DÜŞÜNCENİN YOL AYRIMLARI
Düşünce evvela biçimleri anlamakla zihni harekete geçirir. Bir adım sonrasında biçimlerin benzerleri ve zıtları üzerinden saptamalar yapar ve nihayetinde biçimlerin anlam bilimine kadar derinlere iner. Bir düşünce tohumu çeşitli merhaleler geçerek görünür, elle tutulur bir vücuda kavuşur. Pek tabii kimi yemiş veren bir ağaç olur da nesiller büyütür kimi ayrık otları, zehirli sarmaşıklar misali ekinleri öldürür. Demektir ki “düşünce” hayal âleminde bir zerredir; o zerre ekilir, biçilir, beslenir, yağmurdan topraktan mineral alır ve en nihayet, herkesçe görülebilen ve etkisi günbegün büyüyen bir bedene kavuşur.
Düşüncenin felaha ve felakete götüren yol ayrımları da var. Zihne atılan hiçbir tohum kalbe uğramadan tabiata baş veremez. İllaki o tohum ilkin zihinde filizlenecek, körpe dallar kalbe tesir edecek, burada kabuklaşmaya başlayan gövde, bir zaman sonra iç âlemden dışarıya baş verecek, böylece zihnin tüm etkinlikleri, müşteri gözler tarafından da görülebilir, ölçülebilir bir hacme kavuşacak. Bundan sonrası, öze bağlı. Ekilen tohumla vücuda gelen dalların mahsulü, çevreye yayılan etkinin de niteliğini belirleyecek. Menfi ya da müspet, evet, kim ne ekerse onu biçecek; fakat ekilen de biçilen de âleme zehir ya da bal şerbeti lezzeti verecek. Düşünen, ya düşüncenin kibirden mayasıyla yoğrulup inkâra düşecek ya da tabiattaki delillerin lisanını öğrenip erişilmez imanî hazlara erişecek.
HAYATIN TA KENDİSİ
“Ayrıca O, göklerde ve yerde ne varsa hepsini kendinden bir lütuf olarak emrinize vermiştir. Bütün bunlarda düşünenler için işaretler vardır.” (Câsiye / 13.)
Aklın yetkinliklerini kullanarak aklın ötesini, kalbin hükümranlığında kalbe sığmayanları, düşüncenin sınırsız ve sonlandırılamaz kudretinde, hayalin bile erişemeyeceği öteleri irfanla sezebilmek gerek. Düşünce ile varılan yargıların zirvesi, düşüncenin erişemediği alanların varlığını bilmektir. İşte bu, sınırsız sanılan fakat kibrin, benliğin demir yığınlarından örülmüş hantal duvarlar arasına hapsedilen düşüncenin Yaratıcı’ya teslim oluşudur ki bundan sonrası, hiçbir düşünce vetiresinin varamayacağı odakları arifane hissedişlerle kavrama sürecidir.

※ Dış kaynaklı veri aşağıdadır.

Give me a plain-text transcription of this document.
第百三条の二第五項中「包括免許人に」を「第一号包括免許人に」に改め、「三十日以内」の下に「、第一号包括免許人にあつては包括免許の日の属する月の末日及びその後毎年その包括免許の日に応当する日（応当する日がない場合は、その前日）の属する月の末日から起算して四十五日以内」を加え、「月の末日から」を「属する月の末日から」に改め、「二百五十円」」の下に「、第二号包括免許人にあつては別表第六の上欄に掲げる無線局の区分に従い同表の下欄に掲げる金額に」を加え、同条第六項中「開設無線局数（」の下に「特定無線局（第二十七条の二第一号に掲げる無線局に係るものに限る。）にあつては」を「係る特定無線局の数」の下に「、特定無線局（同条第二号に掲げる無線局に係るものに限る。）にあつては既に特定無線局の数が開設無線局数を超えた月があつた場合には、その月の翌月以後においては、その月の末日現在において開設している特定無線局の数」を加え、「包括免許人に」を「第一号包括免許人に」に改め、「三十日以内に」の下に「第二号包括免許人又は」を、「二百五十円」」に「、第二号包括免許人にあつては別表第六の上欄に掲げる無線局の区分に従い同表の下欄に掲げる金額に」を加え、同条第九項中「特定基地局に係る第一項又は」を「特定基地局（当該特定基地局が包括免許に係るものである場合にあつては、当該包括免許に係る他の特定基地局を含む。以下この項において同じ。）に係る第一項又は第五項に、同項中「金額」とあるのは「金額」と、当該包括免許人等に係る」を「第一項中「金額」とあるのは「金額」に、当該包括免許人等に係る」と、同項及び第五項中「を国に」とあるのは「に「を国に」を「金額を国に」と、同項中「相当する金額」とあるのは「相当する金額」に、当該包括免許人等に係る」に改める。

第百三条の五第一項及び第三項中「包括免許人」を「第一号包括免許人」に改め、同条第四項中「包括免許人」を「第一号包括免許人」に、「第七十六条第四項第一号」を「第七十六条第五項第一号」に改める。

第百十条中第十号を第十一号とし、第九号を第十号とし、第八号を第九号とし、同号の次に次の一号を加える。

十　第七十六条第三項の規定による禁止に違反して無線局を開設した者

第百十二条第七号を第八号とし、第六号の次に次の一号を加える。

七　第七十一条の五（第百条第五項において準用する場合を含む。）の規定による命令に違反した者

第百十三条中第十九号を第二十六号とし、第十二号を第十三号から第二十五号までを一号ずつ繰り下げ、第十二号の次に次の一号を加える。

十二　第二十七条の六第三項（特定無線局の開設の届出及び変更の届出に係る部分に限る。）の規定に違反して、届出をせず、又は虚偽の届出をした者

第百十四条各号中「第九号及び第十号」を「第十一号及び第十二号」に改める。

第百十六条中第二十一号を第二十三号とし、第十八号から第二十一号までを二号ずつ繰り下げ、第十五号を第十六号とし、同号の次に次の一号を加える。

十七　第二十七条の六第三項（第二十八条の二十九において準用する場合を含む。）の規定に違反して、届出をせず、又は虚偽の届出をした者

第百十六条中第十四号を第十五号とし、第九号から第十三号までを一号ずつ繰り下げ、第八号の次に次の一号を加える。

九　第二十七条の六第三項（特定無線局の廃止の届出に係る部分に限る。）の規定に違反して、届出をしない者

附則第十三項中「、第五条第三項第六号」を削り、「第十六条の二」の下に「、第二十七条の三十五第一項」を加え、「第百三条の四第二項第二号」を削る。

Aslında düşünce hayatın ta kendisidir. Sadece spiritüel yaklaşımlarda değil, en reel en analitik, en makbul insanî etkinliklerde düşünce yoksa ya eylem yoktur ya da bütün eylemler ehliyetsiz kıpırdanmalar zincirinden öteye geçemeyecektir. Hareketin öncesi fikirse; fikrin dayandığı temel hayatî öneme sahip. Zira Tolstoy’un da dediği gibi “Haklı bir düşüncenin meyve vermemesi mümkün değildir.”
ALEME ŞİFA BİR SANAT ESERİ
İlk düşünce, biçimler ve hareketleri üzerineydi. Bu bazen yerin ve gök yüzünün ayetleri olan tabiat unsurları olurken; bazen tabiattaki bozulmalar, şekil değiştirmeler sonucu meydana gelen taş, ağaç vb. maddelere, bazen de yine tabiattan sermayeyle el yapımı sistemlere dayanırdı. Göğe başını kaldıran matematiği, geometriyi gördü, yeri ve üzerindekileri irdeleyen fizik kanunlarına merak sardı, insana bakan anatomiyi, tıbbı anladı ve tümden bir temaşa ile Allah’ın (cc) “Hayat ve İlim” sıfatını ve Rahmân ismini okudu. Rabbin isim ve sıfatları, yarattıklarında ayet ayet okunuyordu.
İşte ilk bakış ve ilk düşünce; şekillerden ‘yuvarlağı’, yuvarlağın özünde yatan hareket kabiliyetinden ‘dönüşü’ ve dönüşün bütün âlemi saran bir terennüm olduğunu böylece keşfetti. Dönüş bir bakıma doğuş, büyüme ve yaşama anlamına da gelmekte, bütün tabiat unsurları ve el yapımı teknolojik sistemler bu harekete bağlanmaktaydı. İşte bir düşünce tohumu bundan binlerce yıl öncesinde atıldı, bu düşünce bugün uçan ve uzaya varan cisimlerin anası. Düşüncenin anaç karakteri, gelişimi sürekli hâle getiriyor; ihlas ile bakan Rabbin kâinattaki ayetlerini okuyor, okuyan insan mevcut bilimsel seviyeyi bütün bir hâlde görüyor, kibir ile bakan kerameti kendinden biliyor.
Düşünce bir zihinde başlar, ses olur, hareket olur, ellerce biçim verilir, başka zihinlere yayılır, göze, kulağa temas eden bir vücuda kavuşur. Ve düşünce en nihayetinde bir toplum olur, kültür olur. Maateessüf bazen düşünce inancın, geleneğin ve toplumun katili olur, doğru pınarlardan beslenen fikir tohumları bazen de bir toplumun toprağı olur mahsul verir, o camiayı, düşüncenin yayılan ve birleşen gücüyle, muasır ve bilgi yüklü bir çağa eriştirir. Doğru kaynaklardan (imanî tefekkür) beslenen bütün düşünce yolları, âleme şifa veren bir sanat eseri, zarardan ve yıkımdan beri bir bilimsel icat ya da insanlığa refah getiren bir hizmet izdüşümü olarak vücut bulur ve en yüksek medeniyetler bu yolla kurulur. İlkel benlikten ve kibirden beslenen düşünceler ise ne kadar gösterişli, şatafatlı, çağdaş ve pozitif görünse de içten içe çürüten ve toplumu katleden bir silaha dönüşür. Ahlâkı, inancı örseleyen bütün düşünceler hem nesilleri katleden hem de nesiller ötesini viran eden nükleer bomba etkisi yapacaktır.